The chief failing of all our upbringing – including the classroom formality that we claim to be “education” – is that it does not attempt to remove from our minds any of the groundless assumptions, sentiments and thoughts that we hold against one another as ethnic communities.
THE CHIEF CULPRITS ARE OUR PARENTS, OUR teachers, our priests and – by the favouritism with which they hire and fire – our government officials. If these are members of our most “educated” elite, how can we expect our mass of peasants and proletarians to know any better?
That is why it is not surprising that, as we cut one another’s throats, most of us clamour merely for a greater police presence.
The police may have prevented much of what has happened. They may arrest us and the courts may sentence us to stiff punishment.
But they cannot arrest and detain or jail the parochialism that hag-rides us as races, tribes, genders and religions. It is not their duty. Appalling is the revelation, since December 27, that, since independence, Kenyans have not moved even a flea-hop in the direction of mental education, uplift and refinement.
Nothing is more embarrassing than to listen to PhDs from one community, seated at the counter of a pub, uttering the most fetid drivel about other tribes. They demand “revolutionary changes” in the body politic but only if these changes are manned by members of their tribe. At the counter – that’s why I call them counter-revolutionaries.

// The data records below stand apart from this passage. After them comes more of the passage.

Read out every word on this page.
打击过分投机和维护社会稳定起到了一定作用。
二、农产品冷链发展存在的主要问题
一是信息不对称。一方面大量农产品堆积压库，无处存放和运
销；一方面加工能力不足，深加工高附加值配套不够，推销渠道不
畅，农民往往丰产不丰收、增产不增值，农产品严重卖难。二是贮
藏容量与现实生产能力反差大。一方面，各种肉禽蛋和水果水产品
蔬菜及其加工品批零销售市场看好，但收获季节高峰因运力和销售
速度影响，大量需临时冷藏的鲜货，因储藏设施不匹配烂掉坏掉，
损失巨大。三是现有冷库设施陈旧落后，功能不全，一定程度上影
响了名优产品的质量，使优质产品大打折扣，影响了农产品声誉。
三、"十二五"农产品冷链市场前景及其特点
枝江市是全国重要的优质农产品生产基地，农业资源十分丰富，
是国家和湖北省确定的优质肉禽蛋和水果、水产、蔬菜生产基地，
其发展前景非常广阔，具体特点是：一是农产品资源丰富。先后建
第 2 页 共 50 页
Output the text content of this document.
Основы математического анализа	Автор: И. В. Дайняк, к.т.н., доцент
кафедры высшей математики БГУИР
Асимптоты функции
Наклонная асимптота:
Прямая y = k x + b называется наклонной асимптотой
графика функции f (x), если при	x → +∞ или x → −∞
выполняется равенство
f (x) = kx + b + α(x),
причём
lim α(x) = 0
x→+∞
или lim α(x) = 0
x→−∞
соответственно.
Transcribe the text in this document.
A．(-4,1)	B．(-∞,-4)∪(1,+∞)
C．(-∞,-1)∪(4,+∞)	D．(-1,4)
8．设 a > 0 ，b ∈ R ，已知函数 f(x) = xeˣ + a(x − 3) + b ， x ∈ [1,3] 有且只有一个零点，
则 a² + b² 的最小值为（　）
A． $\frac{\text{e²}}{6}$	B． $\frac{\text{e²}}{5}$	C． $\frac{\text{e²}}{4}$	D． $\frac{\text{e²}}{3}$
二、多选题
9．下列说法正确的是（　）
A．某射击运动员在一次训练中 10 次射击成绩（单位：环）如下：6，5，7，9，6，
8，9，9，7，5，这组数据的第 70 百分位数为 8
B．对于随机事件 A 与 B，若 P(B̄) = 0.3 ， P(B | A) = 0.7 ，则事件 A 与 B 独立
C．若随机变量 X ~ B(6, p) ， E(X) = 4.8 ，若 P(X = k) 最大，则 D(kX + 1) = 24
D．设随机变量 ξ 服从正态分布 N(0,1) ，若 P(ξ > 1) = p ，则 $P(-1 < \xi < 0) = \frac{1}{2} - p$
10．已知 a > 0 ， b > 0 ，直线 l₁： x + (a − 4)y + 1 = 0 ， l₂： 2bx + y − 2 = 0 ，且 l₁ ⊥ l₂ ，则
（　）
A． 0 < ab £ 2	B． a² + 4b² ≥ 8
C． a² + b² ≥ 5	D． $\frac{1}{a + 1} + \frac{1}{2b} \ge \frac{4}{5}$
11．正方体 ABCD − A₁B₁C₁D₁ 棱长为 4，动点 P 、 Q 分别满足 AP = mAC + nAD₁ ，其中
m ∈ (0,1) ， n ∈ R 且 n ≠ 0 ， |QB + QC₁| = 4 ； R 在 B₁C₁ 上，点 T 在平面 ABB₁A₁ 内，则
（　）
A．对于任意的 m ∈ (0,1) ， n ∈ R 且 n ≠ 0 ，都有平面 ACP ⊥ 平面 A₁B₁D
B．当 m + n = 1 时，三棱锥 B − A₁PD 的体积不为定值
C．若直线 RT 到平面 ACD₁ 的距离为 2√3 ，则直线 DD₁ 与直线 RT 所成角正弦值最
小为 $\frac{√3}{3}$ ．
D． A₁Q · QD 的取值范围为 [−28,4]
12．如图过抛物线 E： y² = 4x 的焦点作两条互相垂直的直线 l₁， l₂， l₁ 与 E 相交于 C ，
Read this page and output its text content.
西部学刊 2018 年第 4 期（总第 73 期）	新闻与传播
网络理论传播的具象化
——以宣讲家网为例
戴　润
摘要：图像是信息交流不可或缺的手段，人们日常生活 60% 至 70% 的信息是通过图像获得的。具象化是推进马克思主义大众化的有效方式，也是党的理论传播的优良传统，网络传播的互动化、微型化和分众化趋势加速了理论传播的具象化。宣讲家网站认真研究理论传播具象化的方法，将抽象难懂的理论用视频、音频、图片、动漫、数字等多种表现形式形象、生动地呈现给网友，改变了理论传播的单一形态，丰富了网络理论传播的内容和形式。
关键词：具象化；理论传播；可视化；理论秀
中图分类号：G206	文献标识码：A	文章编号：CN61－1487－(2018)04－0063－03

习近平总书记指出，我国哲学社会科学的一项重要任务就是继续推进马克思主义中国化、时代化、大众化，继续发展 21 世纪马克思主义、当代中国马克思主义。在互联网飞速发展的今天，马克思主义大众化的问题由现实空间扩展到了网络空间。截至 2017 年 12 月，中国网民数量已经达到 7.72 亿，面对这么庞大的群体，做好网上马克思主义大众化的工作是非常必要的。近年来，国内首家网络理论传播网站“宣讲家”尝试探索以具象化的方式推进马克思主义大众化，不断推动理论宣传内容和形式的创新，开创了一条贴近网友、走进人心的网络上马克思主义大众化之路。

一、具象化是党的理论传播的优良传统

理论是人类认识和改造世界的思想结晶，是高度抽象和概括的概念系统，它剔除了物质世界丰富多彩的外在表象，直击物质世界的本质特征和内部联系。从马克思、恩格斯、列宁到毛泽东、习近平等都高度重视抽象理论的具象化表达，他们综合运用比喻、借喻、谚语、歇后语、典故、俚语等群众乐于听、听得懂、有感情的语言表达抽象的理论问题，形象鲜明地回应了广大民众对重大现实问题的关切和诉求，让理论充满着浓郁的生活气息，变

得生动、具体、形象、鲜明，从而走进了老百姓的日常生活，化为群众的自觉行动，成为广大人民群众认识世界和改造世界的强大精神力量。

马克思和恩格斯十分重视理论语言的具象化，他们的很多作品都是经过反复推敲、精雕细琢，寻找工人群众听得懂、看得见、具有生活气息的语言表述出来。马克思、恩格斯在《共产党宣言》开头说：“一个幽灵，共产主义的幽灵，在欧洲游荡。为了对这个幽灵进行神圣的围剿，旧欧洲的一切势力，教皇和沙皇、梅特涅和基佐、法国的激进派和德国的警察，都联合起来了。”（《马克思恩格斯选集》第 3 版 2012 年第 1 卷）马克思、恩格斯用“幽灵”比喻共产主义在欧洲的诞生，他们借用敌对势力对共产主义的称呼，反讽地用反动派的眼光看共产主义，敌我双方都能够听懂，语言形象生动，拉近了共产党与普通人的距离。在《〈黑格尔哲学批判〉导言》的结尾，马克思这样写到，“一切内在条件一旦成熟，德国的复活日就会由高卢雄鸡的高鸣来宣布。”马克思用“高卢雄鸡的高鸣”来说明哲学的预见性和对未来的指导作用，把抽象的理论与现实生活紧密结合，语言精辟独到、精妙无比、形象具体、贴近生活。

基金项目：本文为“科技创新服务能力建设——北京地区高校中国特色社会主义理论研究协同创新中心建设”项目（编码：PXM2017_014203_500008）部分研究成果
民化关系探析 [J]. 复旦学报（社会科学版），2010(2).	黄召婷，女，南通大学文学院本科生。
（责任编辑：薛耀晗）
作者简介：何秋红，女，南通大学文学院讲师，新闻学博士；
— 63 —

FOR IT IS THEY WHO OUGHT TO PLAY THE VANGUARD role in our seemingly insuperable task of creating a single national mind out of a conglomeration of disparate ethnic minds. Yet since December 27, I have not seen even a single suggestion from the academic community that tribalism is our national bane number one – leave alone how to tackle it.
If our professors are the ones who have created this straitjacket of thought during the 43 years in which we have been independent – probably uttering the bosh in front of their co-tribal students – how could we possibly have avoided December 27 and its aftermath? I ask you, my brothers and sisters: Is this what is called intellectual leadership?
The government says glibly that, economically, we have grown by six per cent. But I would be much prouder to hear that we have grown even by one per cent in our mentality, in our national awareness, in our sense of justice in governance, in our dedication to skill and experience alone when hiring cadres.
No, December 27 has not intensified our parochialism. It has merely removed the outer coating of our small-mindedness. It has merely laid us bare. It has merely made us the laughing stock among the comity of nations.
But, clearly, we cannot blame it on any absence of law or any shortage of policemen. We can blame it only on the refusal by our government and other institutions of moral upbringing to face tribalism full-throttle, to hound the behemoth by every weapon to us, till we slay it.